Il faut faire une distinction entre la question de l’allocation optimale des ressources et celle de leur distribution équitable. En général, dans l’analyse économique, on commence par examiner les conditions de l’allocation optimale, et ensuite seulement on envisagera les modifications permettant d’atteindre des objectifs sociaux. Par exemple, on déterminera tout d’abord les tarifs de l’eau ou de l’électricité permettant d’atteindre l’allocation optimale; seulement ensuite, on examinera comment corriger ces tarifs afin de réaliser les objectifs de politique sociale (tout en minimisant les distorsions dans l’allocation des ressources).

Il convient aussi de faire la distinction entre approche positive et normative.

Plusieurs malentendus dans l’analyse économique proviennent du manque de clarté à cet égard. L’approche positive essaye d’expliquer, voire de prévoir, certains phénomènes ; l’approche normative, en revanche, cherche à donner des indications de politique économique (“ce qu’il faudrait faire”).

Nous verrons que dans certains cas, le marché peut offrir des solutions efficaces à la gestion du risque, qui est étroitement liée au problème de l’allocation des ressources et de la distribution des revenus. L’assurance incendie, par exemple, permet de répartir le risque et en principe, par le biais de la prime, d’inciter l’assuré à adopter un certain nombre de mesures préventives. En revanche, de

nombreux risques majeurs sont seulement partiellement couverts par les assurances. C’est le cas du risque d’accident nucléaire ou, de plus en plus fréquemment, de catastrophe naturelle. Si l’Etat crée un système de couverture de ces risques, il transfère le fardeau du risque sur les épaules du contribuable.

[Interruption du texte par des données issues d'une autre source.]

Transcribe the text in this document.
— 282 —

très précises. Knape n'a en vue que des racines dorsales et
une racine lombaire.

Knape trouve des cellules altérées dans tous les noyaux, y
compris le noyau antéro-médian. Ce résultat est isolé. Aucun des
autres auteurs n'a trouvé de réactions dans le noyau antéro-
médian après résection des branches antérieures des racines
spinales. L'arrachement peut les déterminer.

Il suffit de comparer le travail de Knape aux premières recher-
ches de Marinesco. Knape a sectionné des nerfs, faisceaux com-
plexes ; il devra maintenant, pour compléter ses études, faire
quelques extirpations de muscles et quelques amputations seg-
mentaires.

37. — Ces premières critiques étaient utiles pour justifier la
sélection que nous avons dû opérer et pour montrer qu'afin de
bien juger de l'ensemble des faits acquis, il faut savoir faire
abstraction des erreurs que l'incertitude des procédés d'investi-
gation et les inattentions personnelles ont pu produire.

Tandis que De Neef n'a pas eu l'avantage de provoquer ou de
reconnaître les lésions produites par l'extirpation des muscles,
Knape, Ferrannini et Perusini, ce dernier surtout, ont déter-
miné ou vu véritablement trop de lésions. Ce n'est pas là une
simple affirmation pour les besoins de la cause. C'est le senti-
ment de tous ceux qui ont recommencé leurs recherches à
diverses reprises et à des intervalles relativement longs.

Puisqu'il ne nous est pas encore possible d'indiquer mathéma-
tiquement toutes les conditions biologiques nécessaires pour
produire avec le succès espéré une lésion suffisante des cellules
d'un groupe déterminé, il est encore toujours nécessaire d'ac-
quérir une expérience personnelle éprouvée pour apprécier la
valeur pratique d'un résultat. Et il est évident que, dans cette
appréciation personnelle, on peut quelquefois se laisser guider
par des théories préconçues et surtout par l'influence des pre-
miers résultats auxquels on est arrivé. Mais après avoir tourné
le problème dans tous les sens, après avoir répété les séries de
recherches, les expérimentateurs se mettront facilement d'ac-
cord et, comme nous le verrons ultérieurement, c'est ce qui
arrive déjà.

Dans le cas contraire, les populations concernées ne bénéficieront d’aucune couverture et, en cas de catastrophe, pourront tout au plus compter sur l’aide volontaire des organisations humanitaires. Il se peut toutefois que l’activité génératrice du risque soit abandonnée, ou que des mesures soient appliquées en vue de mitiger, voire de prévenir, la catastrophe.

3.1.2 Risque

En général, les sciences économiques définissent le risque comme le produit de la probabilité d’un événement et de ses effets exprimés en termes monétaires.

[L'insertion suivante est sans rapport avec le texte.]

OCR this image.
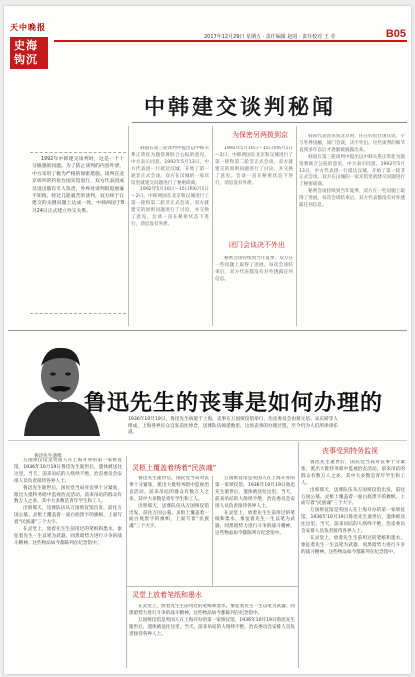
天中晚报
史海钩沉
2017年12月29日 星期五 · 责任编辑 赵国 · 责任校对 王 莹	B05
中韩建交谈判秘闻

1992年中韩建交谈判时，这是一个十分敏感的问题。为了防止谈判的内容外泄，中方采用了极为严格的保密措施。谈判在北京郊外的钓鱼台国宾馆进行，双方代表团成员进出都有专人负责，外界对谈判的进展毫不知情。经过几轮艰苦的谈判，双方终于在建交的关键问题上达成一致，中韩两国于8月24日正式建立外交关系。

为保密另两拨到京
闭门会谈决不外出

韩国在第三轮谈判中提出以中韩关系正常化为题签署联合公报的意见，中方表示同意。1992年5月13日，中方代表团一行抵达汉城，开始了第一轮非正式会谈。双方在汉城的一家宾馆里就建交问题进行了秘密磋商。

1992年5月10日～15日和6月1日～2日，中韩两国在北京和汉城进行了第一轮和第二轮非正式会谈。双方就建交的原则问题进行了讨论，并交换了意见。会谈一直在秘密状态下进行，消息没有外泄。

1992年5月10日～15日和6月1日～2日，中韩两国在北京和汉城进行了第一轮和第二轮非正式会谈。双方就建交的原则问题进行了讨论，并交换了意见。会谈一直在秘密状态下进行，消息没有外泄。

秘密会谈持续到当年夏季，双方在一些问题上取得了进展。每次会谈结束后，双方代表都没有对外透露任何信息。

韩国代表团来到北京时，住在钓鱼台国宾馆，不与外界接触，闭门会谈，决不外出。这些谈判的细节直到多年以后才逐渐被披露出来。

韩国在第三轮谈判中提出以中韩关系正常化为题签署联合公报的意见，中方表示同意。1992年5月13日，中方代表团一行抵达汉城，开始了第一轮非正式会谈。双方在汉城的一家宾馆里就建交问题进行了秘密磋商。

秘密会谈持续到当年夏季，双方在一些问题上取得了进展。每次会谈结束后，双方代表都没有对外透露任何信息。

鲁迅先生的丧事是如何办理的
1936年10月19日，鲁迅先生病逝于上海，丧事在万国殡仪馆举行。治丧委员会由蔡元培、宋庆龄等人组成，上海各界民众自发前往悼念，送葬队伍绵延数里。这场丧事的办理过程，至今仍为人们所津津乐道。
鲁迅先生遗像
丧事受到特务监视
灵柩上覆盖着绣着“民族魂”
灵堂上放着笔纸和墨水

万国殡仪馆是英国人在上海开办的第一家殡仪馆，1936年10月19日鲁迅先生逝世后，遗体被送往这里。当天，前来吊唁的人络绎不绝，治丧委员会安排人员负责接待各界人士。

鲁迅先生逝世后，国民党当局对丧事十分紧张，派出大批特务暗中监视治丧活动。前来吊唁的群众有数万人之多，其中大多数是青年学生和工人。

出殡那天，送葬队伍从万国殡仪馆出发，前往万国公墓。灵柩上覆盖着一面白底黑字的旗帜，上面写着“民族魂”三个大字。

在灵堂上，放着先生生前用过的笔纸和墨水，象征着先生一生以笔为武器，同黑暗势力进行斗争的战斗精神。这些物品如今都陈列在纪念馆中。

鲁迅先生逝世后，国民党当局对丧事十分紧张，派出大批特务暗中监视治丧活动。前来吊唁的群众有数万人之多，其中大多数是青年学生和工人。

出殡那天，送葬队伍从万国殡仪馆出发，前往万国公墓。灵柩上覆盖着一面白底黑字的旗帜，上面写着“民族魂”三个大字。

万国殡仪馆是英国人在上海开办的第一家殡仪馆，1936年10月19日鲁迅先生逝世后，遗体被送往这里。当天，前来吊唁的人络绎不绝，治丧委员会安排人员负责接待各界人士。

在灵堂上，放着先生生前用过的笔纸和墨水，象征着先生一生以笔为武器，同黑暗势力进行斗争的战斗精神。这些物品如今都陈列在纪念馆中。

在灵堂上，放着先生生前用过的笔纸和墨水，象征着先生一生以笔为武器，同黑暗势力进行斗争的战斗精神。这些物品如今都陈列在纪念馆中。

万国殡仪馆是英国人在上海开办的第一家殡仪馆，1936年10月19日鲁迅先生逝世后，遗体被送往这里。当天，前来吊唁的人络绎不绝，治丧委员会安排人员负责接待各界人士。

鲁迅先生逝世后，国民党当局对丧事十分紧张，派出大批特务暗中监视治丧活动。前来吊唁的群众有数万人之多，其中大多数是青年学生和工人。

出殡那天，送葬队伍从万国殡仪馆出发，前往万国公墓。灵柩上覆盖着一面白底黑字的旗帜，上面写着“民族魂”三个大字。

万国殡仪馆是英国人在上海开办的第一家殡仪馆，1936年10月19日鲁迅先生逝世后，遗体被送往这里。当天，前来吊唁的人络绎不绝，治丧委员会安排人员负责接待各界人士。

在灵堂上，放着先生生前用过的笔纸和墨水，象征着先生一生以笔为武器，同黑暗势力进行斗争的战斗精神。这些物品如今都陈列在纪念馆中。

On trouve beaucoup plus rarement la définition du risque comme étant le produit du hasard, de la vulnérabilité et de la valeur (cf. les sciences de la terre). Pour estimer la probabilité et les effets d’un événement, l’économiste doit souvent recourir aux experts d’autres disciplines. Le concept d’attitude envers le risque (neutre, risquophobe ou risquophile) revêt une importance fondamentale dans l’analyse économique. En revanche, le problème de la perception du risque de la part des agents économiques, bien que reconnu, n’a pas encore été véritablement intégré dans la théorie économique, sans oublier le fait que la sociologie et la psychologie sont probablement mieux “équipées”

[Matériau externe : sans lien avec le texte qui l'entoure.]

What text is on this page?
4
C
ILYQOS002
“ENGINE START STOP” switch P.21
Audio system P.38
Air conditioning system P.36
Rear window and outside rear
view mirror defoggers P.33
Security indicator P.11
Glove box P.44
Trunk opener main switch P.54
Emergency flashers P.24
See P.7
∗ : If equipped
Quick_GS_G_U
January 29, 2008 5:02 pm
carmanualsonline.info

pour traiter ces questions.

La gestion du risque occupe une part très importante dans les sciences économiques. Plus loin, nous fournirons quelques points de repères concernant les assurances, le marché boursier et la taxation. Ces institutions, permettant la répartition du risque, facilitent la réalisation d’innombrables activités économiques. Henry Ford affirmait que les vrais bâtisseurs des gratte-ciel de New York étaient les assureurs1. Les mesures de prévention du risque comportent des investissements plus ou moins importants. Pour évaluer leur rentabilité économique et sociale, on peut effectuer des analyses coûts-bénéfices. L’objectif est de prendre en considération l’ensemble des coûts et des bénéfices, directs et indirects, engendrés par un ou plusieurs projets d’investissement. La difficulté majeure, dans cette approche, réside dans la quantification en termes monétaires des coûts et des bénéfices non-marchands (par exemple, l’évaluation du coût de la pollution d’une rivière ou de la valeur de la vie humaine).

1 Cité par Gollier in Gollier et Bourguignon, 1994, p. 133.